Why can’t we just be whatever and for once, let that be okay? I love your curves. I love my small thin body. Why can’t they both be just okay? Why can’t we stop this stupid competition and just be? No one wins. Even with my societally sanctioned body, I don’t win – I’m not acceptable, either. As long as we’re placing the onus on bodies, none of us ever will.

Maybe it’s time to focus on something more enduring.

When I feel the force of self-hatred, I want to disappear. Why is it that the world wants me to disappear? Do you feel it too?

Is the perfectionism that blossoms from this self hatred really about the body… or is it really about how little we accept ourselves?

I know that for me, the less I accept myself, the more I feel the weight of the external hatred and the desire to disappear. When I’m in a place of fuller self-acceptance, not just of my body but also of my soul, the hatred directed at me doesn’t matter so much and I’m able to hold my place because I know I’m valuable.

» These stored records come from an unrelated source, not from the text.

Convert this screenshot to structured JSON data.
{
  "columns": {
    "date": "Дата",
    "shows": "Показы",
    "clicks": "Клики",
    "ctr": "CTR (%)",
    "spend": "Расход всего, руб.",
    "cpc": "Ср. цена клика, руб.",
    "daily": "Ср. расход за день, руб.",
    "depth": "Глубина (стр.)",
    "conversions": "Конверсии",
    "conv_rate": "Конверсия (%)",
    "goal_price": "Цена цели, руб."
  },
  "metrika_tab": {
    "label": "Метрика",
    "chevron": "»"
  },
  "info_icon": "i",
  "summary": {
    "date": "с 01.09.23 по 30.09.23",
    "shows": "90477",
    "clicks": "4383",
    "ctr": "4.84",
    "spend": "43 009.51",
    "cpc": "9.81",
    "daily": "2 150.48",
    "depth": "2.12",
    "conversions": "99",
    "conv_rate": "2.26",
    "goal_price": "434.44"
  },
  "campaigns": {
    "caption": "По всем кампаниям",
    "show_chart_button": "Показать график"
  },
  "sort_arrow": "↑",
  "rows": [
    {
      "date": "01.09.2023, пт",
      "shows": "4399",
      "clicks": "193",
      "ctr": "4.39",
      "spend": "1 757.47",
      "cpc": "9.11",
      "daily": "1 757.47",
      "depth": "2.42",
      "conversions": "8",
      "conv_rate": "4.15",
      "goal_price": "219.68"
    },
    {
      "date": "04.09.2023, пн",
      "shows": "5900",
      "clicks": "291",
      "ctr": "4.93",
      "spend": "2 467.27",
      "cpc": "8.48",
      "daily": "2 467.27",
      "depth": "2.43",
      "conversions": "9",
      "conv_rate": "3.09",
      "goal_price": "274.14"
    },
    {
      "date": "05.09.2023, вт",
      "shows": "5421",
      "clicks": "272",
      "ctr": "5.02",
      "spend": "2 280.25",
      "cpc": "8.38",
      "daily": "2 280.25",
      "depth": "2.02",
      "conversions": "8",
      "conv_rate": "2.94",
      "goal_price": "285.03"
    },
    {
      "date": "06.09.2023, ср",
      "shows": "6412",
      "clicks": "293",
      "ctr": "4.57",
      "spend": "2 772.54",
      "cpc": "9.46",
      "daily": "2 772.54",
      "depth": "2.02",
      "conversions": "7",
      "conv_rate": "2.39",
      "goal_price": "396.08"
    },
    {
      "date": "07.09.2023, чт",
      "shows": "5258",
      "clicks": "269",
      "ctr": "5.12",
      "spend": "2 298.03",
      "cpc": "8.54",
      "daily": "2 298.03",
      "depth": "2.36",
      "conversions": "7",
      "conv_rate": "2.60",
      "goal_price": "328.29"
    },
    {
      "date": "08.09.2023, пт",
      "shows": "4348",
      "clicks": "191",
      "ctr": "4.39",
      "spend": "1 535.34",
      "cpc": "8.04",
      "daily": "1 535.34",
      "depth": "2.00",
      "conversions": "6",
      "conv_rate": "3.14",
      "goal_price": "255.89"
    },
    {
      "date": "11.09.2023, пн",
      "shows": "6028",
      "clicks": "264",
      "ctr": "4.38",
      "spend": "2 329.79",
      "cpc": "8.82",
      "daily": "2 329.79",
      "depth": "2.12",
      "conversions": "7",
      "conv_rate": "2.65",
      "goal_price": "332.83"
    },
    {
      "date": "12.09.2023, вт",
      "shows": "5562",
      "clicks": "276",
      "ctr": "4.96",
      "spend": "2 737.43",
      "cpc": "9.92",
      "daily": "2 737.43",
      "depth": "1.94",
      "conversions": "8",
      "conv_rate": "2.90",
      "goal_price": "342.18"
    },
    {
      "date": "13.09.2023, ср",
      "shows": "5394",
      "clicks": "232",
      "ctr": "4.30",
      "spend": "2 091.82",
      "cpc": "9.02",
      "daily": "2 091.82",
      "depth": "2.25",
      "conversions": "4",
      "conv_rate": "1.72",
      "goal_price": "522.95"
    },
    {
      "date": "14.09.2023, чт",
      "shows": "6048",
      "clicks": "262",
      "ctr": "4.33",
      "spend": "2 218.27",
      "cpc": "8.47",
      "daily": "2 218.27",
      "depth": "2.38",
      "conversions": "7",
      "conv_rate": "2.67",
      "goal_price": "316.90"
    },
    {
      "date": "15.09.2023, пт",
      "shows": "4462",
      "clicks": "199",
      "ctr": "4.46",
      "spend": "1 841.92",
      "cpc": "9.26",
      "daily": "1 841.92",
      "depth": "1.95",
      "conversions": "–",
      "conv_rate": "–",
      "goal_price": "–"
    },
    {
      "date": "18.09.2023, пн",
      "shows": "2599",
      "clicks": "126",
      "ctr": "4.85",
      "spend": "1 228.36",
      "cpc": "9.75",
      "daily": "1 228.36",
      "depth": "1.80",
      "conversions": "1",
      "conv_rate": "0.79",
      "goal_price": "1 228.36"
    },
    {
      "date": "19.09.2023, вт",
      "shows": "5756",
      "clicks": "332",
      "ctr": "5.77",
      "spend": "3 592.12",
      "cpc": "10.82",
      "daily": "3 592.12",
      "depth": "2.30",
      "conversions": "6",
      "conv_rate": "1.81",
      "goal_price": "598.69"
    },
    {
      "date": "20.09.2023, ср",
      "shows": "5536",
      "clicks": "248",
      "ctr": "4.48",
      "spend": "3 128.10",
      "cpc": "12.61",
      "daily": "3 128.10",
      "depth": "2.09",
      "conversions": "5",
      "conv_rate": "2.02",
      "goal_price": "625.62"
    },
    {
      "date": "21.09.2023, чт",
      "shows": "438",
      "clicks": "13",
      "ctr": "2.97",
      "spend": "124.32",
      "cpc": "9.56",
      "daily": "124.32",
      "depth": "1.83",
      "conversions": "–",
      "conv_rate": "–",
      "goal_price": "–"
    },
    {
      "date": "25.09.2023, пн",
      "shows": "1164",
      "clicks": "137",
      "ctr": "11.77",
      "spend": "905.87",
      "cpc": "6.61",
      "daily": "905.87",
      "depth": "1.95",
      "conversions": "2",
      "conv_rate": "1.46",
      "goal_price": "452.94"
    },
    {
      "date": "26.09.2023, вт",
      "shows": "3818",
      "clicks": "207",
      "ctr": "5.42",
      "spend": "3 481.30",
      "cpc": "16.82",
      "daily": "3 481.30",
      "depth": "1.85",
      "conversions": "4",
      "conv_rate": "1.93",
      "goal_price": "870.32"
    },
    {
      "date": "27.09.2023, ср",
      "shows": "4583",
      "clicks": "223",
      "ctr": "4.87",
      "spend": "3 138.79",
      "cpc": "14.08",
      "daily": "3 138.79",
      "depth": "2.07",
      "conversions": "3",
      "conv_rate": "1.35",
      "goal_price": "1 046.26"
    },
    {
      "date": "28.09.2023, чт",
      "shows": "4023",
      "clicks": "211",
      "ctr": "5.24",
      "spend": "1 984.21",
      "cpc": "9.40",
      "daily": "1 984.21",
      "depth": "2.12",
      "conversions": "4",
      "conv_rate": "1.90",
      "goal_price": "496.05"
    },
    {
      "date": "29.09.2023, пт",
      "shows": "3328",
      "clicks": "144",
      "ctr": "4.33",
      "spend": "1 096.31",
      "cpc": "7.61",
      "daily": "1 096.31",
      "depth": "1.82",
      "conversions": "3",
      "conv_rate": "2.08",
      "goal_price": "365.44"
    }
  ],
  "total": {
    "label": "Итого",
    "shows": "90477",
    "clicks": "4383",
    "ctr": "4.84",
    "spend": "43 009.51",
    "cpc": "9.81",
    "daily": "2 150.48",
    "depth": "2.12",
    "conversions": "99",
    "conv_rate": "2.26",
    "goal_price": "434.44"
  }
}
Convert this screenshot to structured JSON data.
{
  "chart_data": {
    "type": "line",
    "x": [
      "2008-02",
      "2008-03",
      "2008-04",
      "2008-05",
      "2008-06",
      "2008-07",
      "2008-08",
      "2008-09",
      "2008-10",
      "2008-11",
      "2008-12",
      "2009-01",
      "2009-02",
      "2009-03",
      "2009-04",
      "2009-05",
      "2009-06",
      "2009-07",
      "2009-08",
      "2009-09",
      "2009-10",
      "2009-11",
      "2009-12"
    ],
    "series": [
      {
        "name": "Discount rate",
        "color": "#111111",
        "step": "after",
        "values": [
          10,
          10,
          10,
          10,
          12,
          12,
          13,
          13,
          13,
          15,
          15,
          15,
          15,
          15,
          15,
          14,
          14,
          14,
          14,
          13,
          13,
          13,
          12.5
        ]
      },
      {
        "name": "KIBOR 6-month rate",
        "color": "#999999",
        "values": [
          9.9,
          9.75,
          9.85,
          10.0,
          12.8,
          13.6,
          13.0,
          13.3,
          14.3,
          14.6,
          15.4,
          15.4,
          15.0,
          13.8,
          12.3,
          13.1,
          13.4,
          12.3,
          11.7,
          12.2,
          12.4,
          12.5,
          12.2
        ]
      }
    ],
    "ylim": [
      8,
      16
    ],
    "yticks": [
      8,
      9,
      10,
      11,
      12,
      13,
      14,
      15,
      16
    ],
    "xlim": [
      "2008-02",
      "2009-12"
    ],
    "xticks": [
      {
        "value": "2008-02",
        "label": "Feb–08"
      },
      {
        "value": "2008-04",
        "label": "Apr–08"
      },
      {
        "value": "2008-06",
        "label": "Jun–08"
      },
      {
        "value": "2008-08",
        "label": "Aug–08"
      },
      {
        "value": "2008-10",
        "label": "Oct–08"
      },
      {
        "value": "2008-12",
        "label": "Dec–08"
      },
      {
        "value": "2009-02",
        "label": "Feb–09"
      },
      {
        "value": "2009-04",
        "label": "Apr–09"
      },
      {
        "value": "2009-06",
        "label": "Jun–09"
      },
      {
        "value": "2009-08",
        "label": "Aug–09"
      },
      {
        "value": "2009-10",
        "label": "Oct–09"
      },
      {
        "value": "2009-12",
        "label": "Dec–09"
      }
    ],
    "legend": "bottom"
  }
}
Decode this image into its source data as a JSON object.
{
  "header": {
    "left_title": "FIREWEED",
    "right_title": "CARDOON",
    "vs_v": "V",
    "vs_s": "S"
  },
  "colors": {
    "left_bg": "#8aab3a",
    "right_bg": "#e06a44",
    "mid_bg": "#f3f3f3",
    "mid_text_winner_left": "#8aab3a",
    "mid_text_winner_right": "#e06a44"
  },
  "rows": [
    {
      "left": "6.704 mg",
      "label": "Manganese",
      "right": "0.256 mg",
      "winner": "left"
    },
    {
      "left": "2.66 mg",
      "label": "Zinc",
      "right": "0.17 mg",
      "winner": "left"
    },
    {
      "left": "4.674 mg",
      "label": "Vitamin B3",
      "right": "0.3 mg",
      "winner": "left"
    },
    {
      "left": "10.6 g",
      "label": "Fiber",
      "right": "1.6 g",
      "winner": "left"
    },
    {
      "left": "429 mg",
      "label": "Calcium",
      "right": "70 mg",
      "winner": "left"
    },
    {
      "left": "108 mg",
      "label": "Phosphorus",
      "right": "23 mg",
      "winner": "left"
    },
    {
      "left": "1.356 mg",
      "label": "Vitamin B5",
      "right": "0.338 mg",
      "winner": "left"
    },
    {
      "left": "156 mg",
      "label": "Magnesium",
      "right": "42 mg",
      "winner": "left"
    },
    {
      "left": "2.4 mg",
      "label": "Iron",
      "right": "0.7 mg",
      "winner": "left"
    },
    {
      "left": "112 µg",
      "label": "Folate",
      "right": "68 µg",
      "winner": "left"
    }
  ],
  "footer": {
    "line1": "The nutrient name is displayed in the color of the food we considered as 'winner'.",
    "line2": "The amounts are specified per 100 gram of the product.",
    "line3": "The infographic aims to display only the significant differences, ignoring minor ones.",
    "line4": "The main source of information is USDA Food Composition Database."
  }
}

We’ve been saying here at Sisterwives for the last few weeks now – it’s all about self acceptance. I wonder if you hear it from me, a skinny girl, you’ll finally believe it’s true for all of us.

That’s why I’m going to share this picture here. Loud and proud. Fabulous me, without apologizing for how great I look. Without self-deprecating, without making myself disappear within it, without apologizing for how society makes it seem like I’m better than you because I’m smaller. None of the commentary. Just me.